Quels sont les produits phares de Decathlon Cambodge ?
Au démarrage, nous avons vendu beaucoup d’articles de football, de marche (running), de natation et de badminton qui est un sport très ancré ici comme dans beaucoup de pays d’Asie.
En 2020, une période particulière en raison de l’arrivée de la crise sanitaire, les gens se sont beaucoup orientés vers la pratique du cyclisme. La raison est simple : c’est un sport plus sécurisant et moins risqué que le sport collectif compte tenu des conditions liées au Covid.
Ce qui est très nouveau aujourd’hui et qui fonctionne bien concerne la pratique du camping et de la randonnée. On constate aussi une certaine émergence des sports à domicile. Tout ce qui est équipement d’entretien physique, de musculation et d’exercices « cardio » se vend très bien.
Comment avez-vous affronté la crise sanitaire ?
Il y a eu des hauts et des bas. En 2020, cela s’est plutôt bien passé, car le Cambodge s’est trouvé relativement épargné. En 2021, nous avons fermé, mais cela nous a permis de développer des activités digitales, à savoir des services aux sportifs comme la livraison à domicile. Nous avons également lancé un nouveau concept de magasin : « Click and Collect »
Nous en avons trois, un à Aeon Mall 1, un autre dans le bâtiment RainTree et un dernier à Kmall sur le Boulevard Veng Sreng. Ce sont des points de vente de petit format avec une offre d’accessoires disponible en physique et la possibilité de commander l’ensemble de notre catalogue en ligne et d’être livré gratuitement dans la demi-journée.
C’est un concept qui a bien démarré en période Covid. C’est une formule mixte qui permet au client d’avoir plusieurs articles disponibles sur le champ et d’autres, éventuellement, en quelques heures.
Combien avez-vous d’employés et quelle est votre politique de recrutement et d’accompagnement des salariés ?
Nous avons aujourd’hui une centaine d’employés. Nous recrutons bien sûr en fonction de critères sportifs — c’est même le critère principal — et nous proposons un cursus de formation sur nos méthodes de travail, sur les articles que nous vendons et notre approche de l’interaction avec les sportifs.
C’est important de recruter des gens passionnés, motivés et dotés d’une envie d’apprendre, car nous allons poursuivre notre expansion en ouvrant de nouveaux magasins.
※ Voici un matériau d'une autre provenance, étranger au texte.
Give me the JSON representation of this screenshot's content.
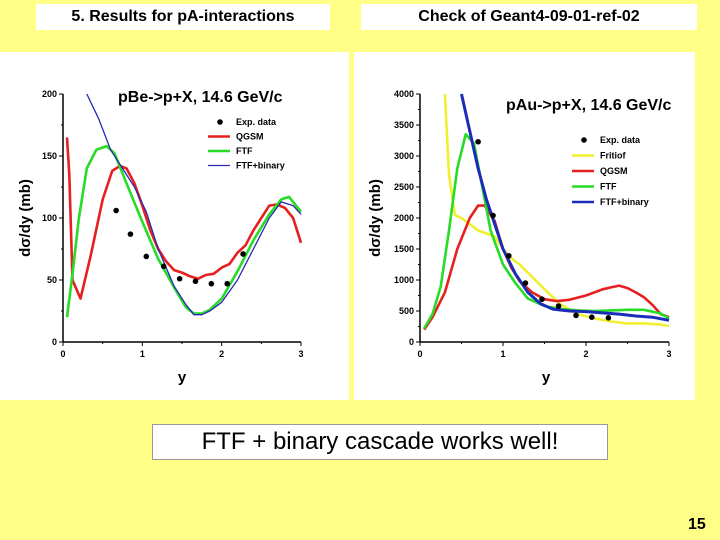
{
  "slide": {
    "title_left": "5. Results for pA-interactions",
    "title_right": "Check of Geant4-09-01-ref-02",
    "callout": "FTF + binary cascade works well!",
    "page_number": "15"
  },
  "chart_data": [
    {
      "type": "line",
      "title": "pBe->p+X, 14.6 GeV/c",
      "xlabel": "y",
      "ylabel": "dσ/dy (mb)",
      "xlim": [
        0,
        3
      ],
      "ylim": [
        0,
        200
      ],
      "xticks": [
        "0",
        "1",
        "2",
        "3"
      ],
      "yticks": [
        "0",
        "50",
        "100",
        "150",
        "200"
      ],
      "legend_position": "top-right",
      "series": [
        {
          "name": "Exp. data",
          "kind": "scatter",
          "color": "#000000",
          "x": [
            0.67,
            0.85,
            1.05,
            1.27,
            1.47,
            1.67,
            1.87,
            2.07,
            2.27
          ],
          "y": [
            106,
            87,
            69,
            61,
            51,
            49,
            47,
            47,
            71
          ]
        },
        {
          "name": "QGSM",
          "kind": "line",
          "color": "#e62020",
          "x": [
            0.05,
            0.08,
            0.12,
            0.22,
            0.35,
            0.5,
            0.62,
            0.72,
            0.8,
            0.9,
            1.0,
            1.1,
            1.2,
            1.3,
            1.4,
            1.5,
            1.6,
            1.7,
            1.8,
            1.9,
            2.0,
            2.1,
            2.2,
            2.3,
            2.4,
            2.5,
            2.6,
            2.7,
            2.8,
            2.9,
            3.0
          ],
          "y": [
            165,
            135,
            50,
            35,
            70,
            115,
            138,
            142,
            140,
            128,
            110,
            90,
            75,
            65,
            58,
            56,
            53,
            51,
            54,
            55,
            60,
            63,
            72,
            78,
            90,
            100,
            110,
            111,
            108,
            100,
            80
          ]
        },
        {
          "name": "FTF",
          "kind": "line",
          "color": "#26dc26",
          "x": [
            0.05,
            0.12,
            0.2,
            0.3,
            0.42,
            0.55,
            0.65,
            0.8,
            1.0,
            1.2,
            1.4,
            1.55,
            1.65,
            1.75,
            1.85,
            2.0,
            2.2,
            2.4,
            2.6,
            2.75,
            2.85,
            3.0
          ],
          "y": [
            20,
            55,
            100,
            140,
            155,
            158,
            152,
            128,
            97,
            67,
            44,
            28,
            23,
            23,
            26,
            35,
            57,
            82,
            103,
            115,
            117,
            105
          ]
        },
        {
          "name": "FTF+binary",
          "kind": "line",
          "color": "#2828b0",
          "x": [
            0.3,
            0.45,
            0.6,
            0.75,
            0.9,
            1.05,
            1.2,
            1.4,
            1.55,
            1.65,
            1.75,
            1.85,
            2.0,
            2.2,
            2.4,
            2.6,
            2.75,
            2.9,
            3.0
          ],
          "y": [
            200,
            180,
            155,
            140,
            125,
            105,
            75,
            45,
            30,
            22,
            22,
            25,
            32,
            50,
            75,
            100,
            113,
            110,
            103
          ]
        }
      ]
    },
    {
      "type": "line",
      "title": "pAu->p+X, 14.6 GeV/c",
      "xlabel": "y",
      "ylabel": "dσ/dy (mb)",
      "xlim": [
        0,
        3
      ],
      "ylim": [
        0,
        4000
      ],
      "xticks": [
        "0",
        "1",
        "2",
        "3"
      ],
      "yticks": [
        "0",
        "500",
        "1000",
        "1500",
        "2000",
        "2500",
        "3000",
        "3500",
        "4000"
      ],
      "legend_position": "top-right",
      "series": [
        {
          "name": "Exp. data",
          "kind": "scatter",
          "color": "#000000",
          "x": [
            0.7,
            0.88,
            1.07,
            1.27,
            1.47,
            1.67,
            1.88,
            2.07,
            2.27
          ],
          "y": [
            3230,
            2040,
            1390,
            950,
            690,
            580,
            430,
            400,
            390
          ]
        },
        {
          "name": "Fritiof",
          "kind": "line",
          "color": "#f0f030",
          "x": [
            0.3,
            0.35,
            0.42,
            0.5,
            0.6,
            0.7,
            0.8,
            0.9,
            1.0,
            1.1,
            1.2,
            1.35,
            1.5,
            1.7,
            1.9,
            2.1,
            2.3,
            2.5,
            2.7,
            2.9,
            3.0
          ],
          "y": [
            4000,
            2700,
            2050,
            2000,
            1900,
            1800,
            1750,
            1700,
            1500,
            1350,
            1250,
            1050,
            850,
            600,
            450,
            380,
            330,
            300,
            300,
            280,
            260
          ]
        },
        {
          "name": "QGSM",
          "kind": "line",
          "color": "#e62020",
          "x": [
            0.05,
            0.15,
            0.3,
            0.45,
            0.6,
            0.7,
            0.78,
            0.9,
            1.0,
            1.1,
            1.2,
            1.35,
            1.5,
            1.65,
            1.8,
            2.0,
            2.2,
            2.3,
            2.4,
            2.5,
            2.6,
            2.7,
            2.8,
            2.9,
            3.0
          ],
          "y": [
            200,
            400,
            800,
            1500,
            2000,
            2200,
            2200,
            1950,
            1500,
            1200,
            980,
            800,
            690,
            660,
            680,
            750,
            850,
            880,
            910,
            870,
            800,
            720,
            600,
            450,
            400
          ]
        },
        {
          "name": "FTF",
          "kind": "line",
          "color": "#26dc26",
          "x": [
            0.05,
            0.15,
            0.25,
            0.35,
            0.45,
            0.55,
            0.65,
            0.75,
            0.85,
            1.0,
            1.15,
            1.3,
            1.5,
            1.7,
            1.9,
            2.1,
            2.3,
            2.5,
            2.7,
            2.9,
            3.0
          ],
          "y": [
            220,
            450,
            900,
            1800,
            2800,
            3350,
            3200,
            2500,
            1800,
            1250,
            950,
            700,
            580,
            530,
            510,
            500,
            510,
            520,
            520,
            460,
            380
          ]
        },
        {
          "name": "FTF+binary",
          "kind": "line",
          "color": "#1b2db8",
          "x": [
            0.5,
            0.6,
            0.7,
            0.8,
            0.9,
            1.0,
            1.15,
            1.3,
            1.45,
            1.6,
            1.8,
            2.0,
            2.2,
            2.4,
            2.6,
            2.8,
            3.0
          ],
          "y": [
            4000,
            3400,
            2800,
            2300,
            1900,
            1500,
            1100,
            800,
            620,
            530,
            500,
            490,
            470,
            450,
            420,
            400,
            350
          ]
        }
      ]
    }
  ]
}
Il y a donc des opportunités de poste pour ceux qui entrent chez Décathlon et souhaitent progresser.
Comment voyez-vous l’avenir ?
Je pense que nous allons poursuivre notre développement sous de bons auspices. Les Cambodgiens ont de plus en plus de temps libre, la classe moyenne accorde aujourd’hui bien plus plus d’importance aux loisirs et donc au sport, que ce soit après le travail, le weekend et durant les vacances.
Nous aidons plusieurs sports au travers de partenariats locaux avec le tennis et le badminton, avec des organisateurs de randonnée, avec la fondation Azhar qui forme des coachs de yoga et aussi avec des salles de « Fitness ».
Depuis 2018, nous soutenons les clubs et fédérations qui souhaitent promouvoir le sport au travers de partenariats, mais aussi d’événements que nous allons proposer à nouveau comme le Festival des Sports qui fêtera sa 4e édition le 1er mai dans le hall d’AEON Sen Sok.
Toujours le temps de jouer au tennis ?
J’essaye de trouver le temps de jouer au tennis avec les pratiquants de la communauté française, mais aussi les Japonais et Coréens qui ont aussi quelques joueurs très sympas. Mais, la difficulté est de rassembler ces gens pour créer une authentique ambiance tennis. Il y a déjà quelques initiatives encourageantes de la part du Cambodia Country Club avec l’organisation de tournois et de stages de tennis.
Votre famille est-elle sportive ?
J’ai deux petites filles, Nina et Lou qui sont toutes deux férues d’équitation, à l’image de leur maman Anne Céline, passionnée de ce sport et que j’ai rencontrée… chez… Decathlon alors qu’elle y travaillait en job étudiant (sourire).